『 紫匂う 西郊の森
夢さめやらぬ 緑ヶ岡の
霞にそびゆ わが白亜城
春光うららに 今さしそめて ・・
2018年、関東の三が日は、冬晴れの陽射しに恵まれました。
TVニュースは、富士から昇る朝日、青空を背景にそびえる冠雪の富士と、新春にふさわしい風景を映し出します。
日本橋交差点。
その北西の位置からだと、ゴールに向かい走ってくる選手を、はっきりととらえることができるのです。
第94回東京箱根間往復大学駅伝競走。
日本橋界隈での箱根駅伝10区応援は、孫たちが帰った後の恒例行事になっています。
ビル風は強く冷たいのですが、東京日本橋タワーの壁面、日本橋高島屋の上空から顔をのぞかせる太陽に照らされると、上着のファスナーを下したくなるほどです。
選手たちが走りすぎる予定時間には、まだ1時間以上もあるのですが、昂揚感はすでに高まっています。
たなびく各大学の幟旗。
各所で行われる応援パフォーマンス。
元気の良いおじさまが、「さあみんなでカレッジソングを歌いましょう。」とリードします。
歌えてしまうんですよね。
卒業から数十年が経っているのに。
私は体育会剣道部に入部したのですが、入部早々、「次の月曜日までに、カレッジソング、校歌、応援歌を覚えること」と上級生から指示を受けました。
当時はユーチューブもCDもない時期でしたから、2年生の歌を頭に叩き込み、学生手帳の音符を必死で追いました。

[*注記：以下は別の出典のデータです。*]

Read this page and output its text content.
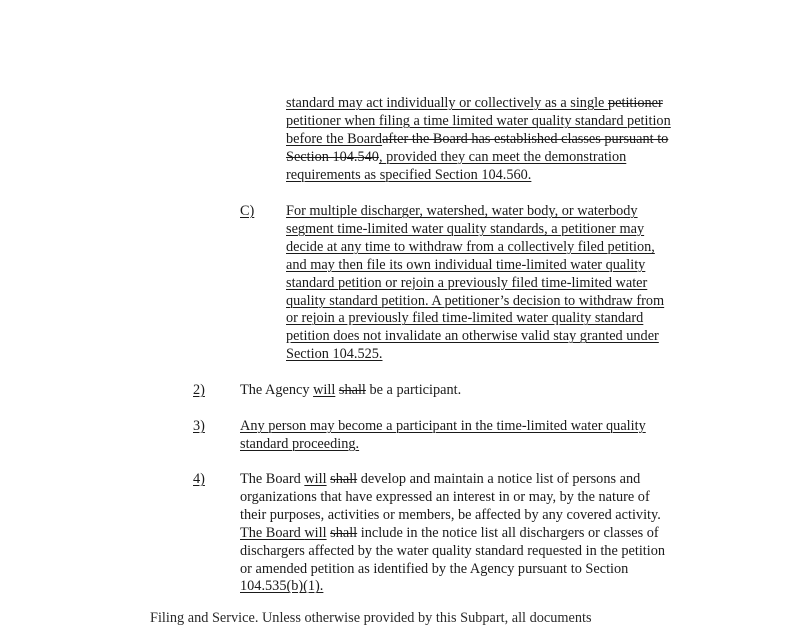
standard may act individually or collectively as a single petitioner
petitioner when filing a time limited water quality standard petition
before the Boardafter the Board has established classes pursuant to
Section 104.540, provided they can meet the demonstration
requirements as specified Section 104.560.
C) For multiple discharger, watershed, water body, or waterbody
segment time-limited water quality standards, a petitioner may
decide at any time to withdraw from a collectively filed petition,
and may then file its own individual time-limited water quality
standard petition or rejoin a previously filed time-limited water
quality standard petition. A petitioner’s decision to withdraw from
or rejoin a previously filed time-limited water quality standard
petition does not invalidate an otherwise valid stay granted under
Section 104.525.
2) The Agency will shall be a participant.
3) Any person may become a participant in the time-limited water quality
standard proceeding.
4) The Board will shall develop and maintain a notice list of persons and
organizations that have expressed an interest in or may, by the nature of
their purposes, activities or members, be affected by any covered activity.
The Board will shall include in the notice list all dischargers or classes of
dischargers affected by the water quality standard requested in the petition
or amended petition as identified by the Agency pursuant to Section
104.535(b)(1).
Filing and Service. Unless otherwise provided by this Subpart, all documents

月曜日の稽古終了後、「1年!」との幹部の声を合図に、道場で一列に並び、表情をこわばらせながら歌ったものです。
グリークラブでも通用しそうな歌声?
交差点の交通整理がなされ、通過予告車が通ります。
パトカー、白バイの姿が見えると、風に髪をなびかせ先頭を行く選手が視野に入ってきます。
沿道の人々は選手の名前を連呼します。
「がんばれー。がんばれー。」
目の前を飛ぶように過ぎる選手。
みんなの思いを込めての力走です。
襷をつないだ9人分だけでなく、走ることのできなかった者の分までつなぎます。
当日の朝、エントリー変更で外れた選手もいます。
襷が途切れた繰り上げスタート。
熾烈なシード権争い。
「いま、ゴールしました。」
オオッ!
「大会新記録がでました。」
オオッ。 おめでとう!
10年前までは、出場することが夢。襷をつなげれば。シード権内に入ってくれれば・・。
新しい夢を叶える、強い選手が育っているんだね。
選手たちに負けないように、今年も頑張りたい。
新しいことに挑戦し続ける1年にしたい。
胸を張って、カレッジソングを歌おう。